Simply stated, gambling comprises three elements: prize, chance and consideration (entry fee, wager, or anything of value). All three are required and each element has been analyzed by politicians, judges, law enforcement, professors and bettors for decades. Betcha's unique twist, beyond its exchange-like structure, was that users were expressly permitted to opt out of their bets within 72 hours. According to a 2009 intermediate appellate decision in the case, the Betcha.com website and terms of service included no fewer than four references to the nonbinding nature of the transactions.

The Washington State Supreme Court never ruled on the issue of whether Betcha's opt-out clause removed the site (and its customers) from the definition of gambling. The issue remains ripe for another legal case.

Person-to-person platforms like Betcha.com operate far differently than a traditional sports book with a stake in the action. There is no betting against the house. It is all customer-driven, involving trades with others like the New York Stock Exchange or NASDAQ.

In essence, Betcha and its exchange-based cousins strive for betting without bookmaking, but such structures don't always pass regulatory muster. Regulators in Washington State took swift action in 2007 and remain consistent today.

"Our position now is the same as it was during the Betcha.com enforcement action and legal case," said Susan Newer, rules coordinator and public information officer for the Washington State Gambling Commission in Olympia. "If Betfair, Tradesports, or any other betting-related 'exchange' operates in Washington state or provides services to Washington residents, it would be illegal under state law."

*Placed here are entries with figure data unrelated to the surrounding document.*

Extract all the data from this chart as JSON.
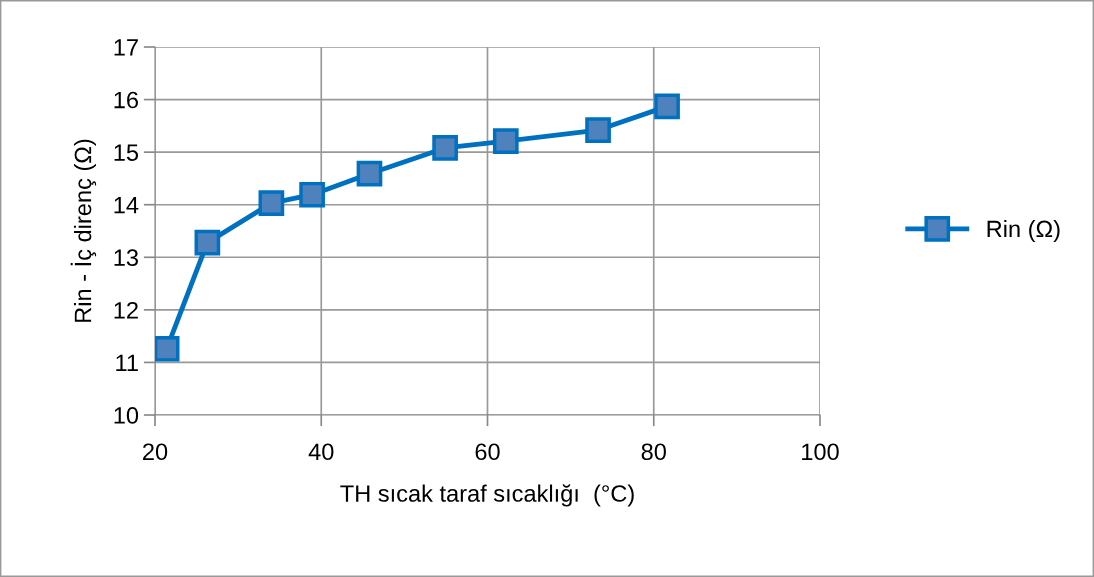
{
  "chart_data": {
    "type": "line",
    "xlabel": "TH sıcak taraf sıcaklığı  (°C)",
    "ylabel": "Rin - İç direnç (Ω)",
    "x": [
      21.4,
      26.3,
      34.0,
      38.9,
      45.8,
      54.9,
      62.2,
      73.3,
      81.6
    ],
    "series": [
      {
        "name": "Rin (Ω)",
        "color": "#0070c0",
        "values": [
          11.26,
          13.28,
          14.03,
          14.19,
          14.59,
          15.08,
          15.21,
          15.42,
          15.87
        ]
      }
    ],
    "xlim": [
      20,
      100
    ],
    "xticks": [
      20,
      40,
      60,
      80,
      100
    ],
    "ylim": [
      10,
      17
    ],
    "yticks": [
      10,
      11,
      12,
      13,
      14,
      15,
      16,
      17
    ],
    "grid": true,
    "legend": "right",
    "marker": "square",
    "line_style": "solid"
  }
}
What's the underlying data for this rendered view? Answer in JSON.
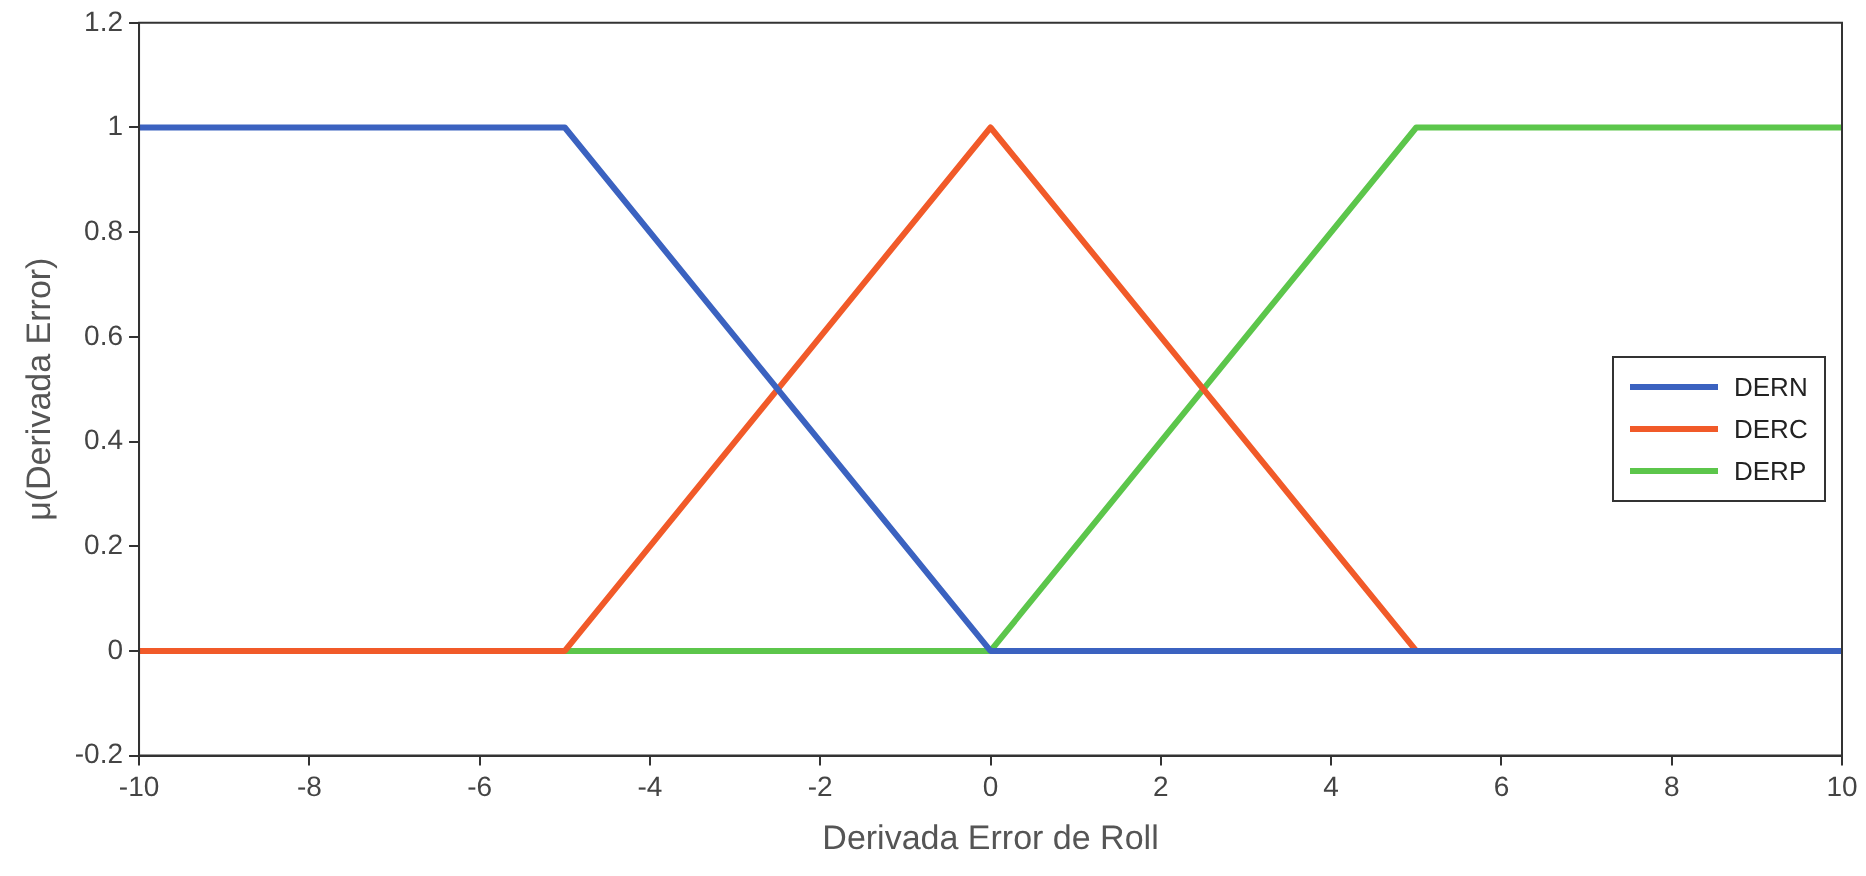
{
  "chart_data": {
    "type": "line",
    "xlabel": "Derivada Error de Roll",
    "ylabel": "μ(Derivada Error)",
    "xlim": [
      -10,
      10
    ],
    "xticks": [
      -10,
      -8,
      -6,
      -4,
      -2,
      0,
      2,
      4,
      6,
      8,
      10
    ],
    "ylim": [
      -0.2,
      1.2
    ],
    "yticks": [
      -0.2,
      0,
      0.2,
      0.4,
      0.6,
      0.8,
      1,
      1.2
    ],
    "grid": false,
    "legend": "right",
    "marker": "none",
    "line_style": "solid",
    "series": [
      {
        "name": "DERN",
        "color": "#3b62c0",
        "x": [
          -10,
          -5,
          0,
          10
        ],
        "values": [
          1,
          1,
          0,
          0
        ]
      },
      {
        "name": "DERC",
        "color": "#f15a29",
        "x": [
          -10,
          -5,
          0,
          5,
          10
        ],
        "values": [
          0,
          0,
          1,
          0,
          0
        ]
      },
      {
        "name": "DERP",
        "color": "#5cc64b",
        "x": [
          -10,
          0,
          5,
          10
        ],
        "values": [
          0,
          0,
          1,
          1
        ]
      }
    ]
  }
}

The Betcha.com enforcement action has lessons for how rapidly changing fantasy and wagering options are regulated on a state-by-state basis. With no uniform federal standard, some states are lax while others aggressively regulate the space. Washington, a jurisdiction with one of the strictest online gambling laws in the country, is illustrative of the latter.

"Any DFS company operating in Washington or providing services to Washington residents would be illegal under state law," Newer said. "DFS has received some complaints and we follow up on all complaints.

"We do have investigations pertaining to DFS."

Jenkins was forward-looking in 2007 and remains so today.

"I suspect betting will develop like retail," Jenkins told ESPN Chalk. "In retail, there are traditional retailers who sell widgets to customers on their terms and person-to-person platforms like eBay, where people bypass traditional retailers and sell directly to each other.

"In betting, sports books will be the retailers and person-to-person betting platforms will be the eBays."

If Jenkins and industry insiders like Michael "Roxy" Roxborough are right, then betting without bookmaking could represent where at least some portion of "inevitable" legalized sports wagering in the U.S. may soon reside. Peer-to-peer exchanges are massive in Europe, with Betfair being a prime example. Related platforms like Tradesports, Waygr and Augur are emerging stateside now. They aren't without their challenges, however.

"Lack of liquidity was a potential problem for Betcha.com, as it would be for any similar platform," Jenkins said.

What he means is that without a critical mass of activity and users, sports trading exchanges cease to exist. Frequency and volume are key. Users will look for other options if too many of their trade offers are never consummated.

Betcha.com remains an important historical footnote in this somewhat nascent space. Five years have passed since Jenkins' legal tussle with Washington regulators, but bitter optimism -- an oxymoron if there ever was one -- nevertheless persists.

"My belief in the American legal system died a quick and certain death," Jenkins said in a moment of reflection. "My dream for Betcha.com has not."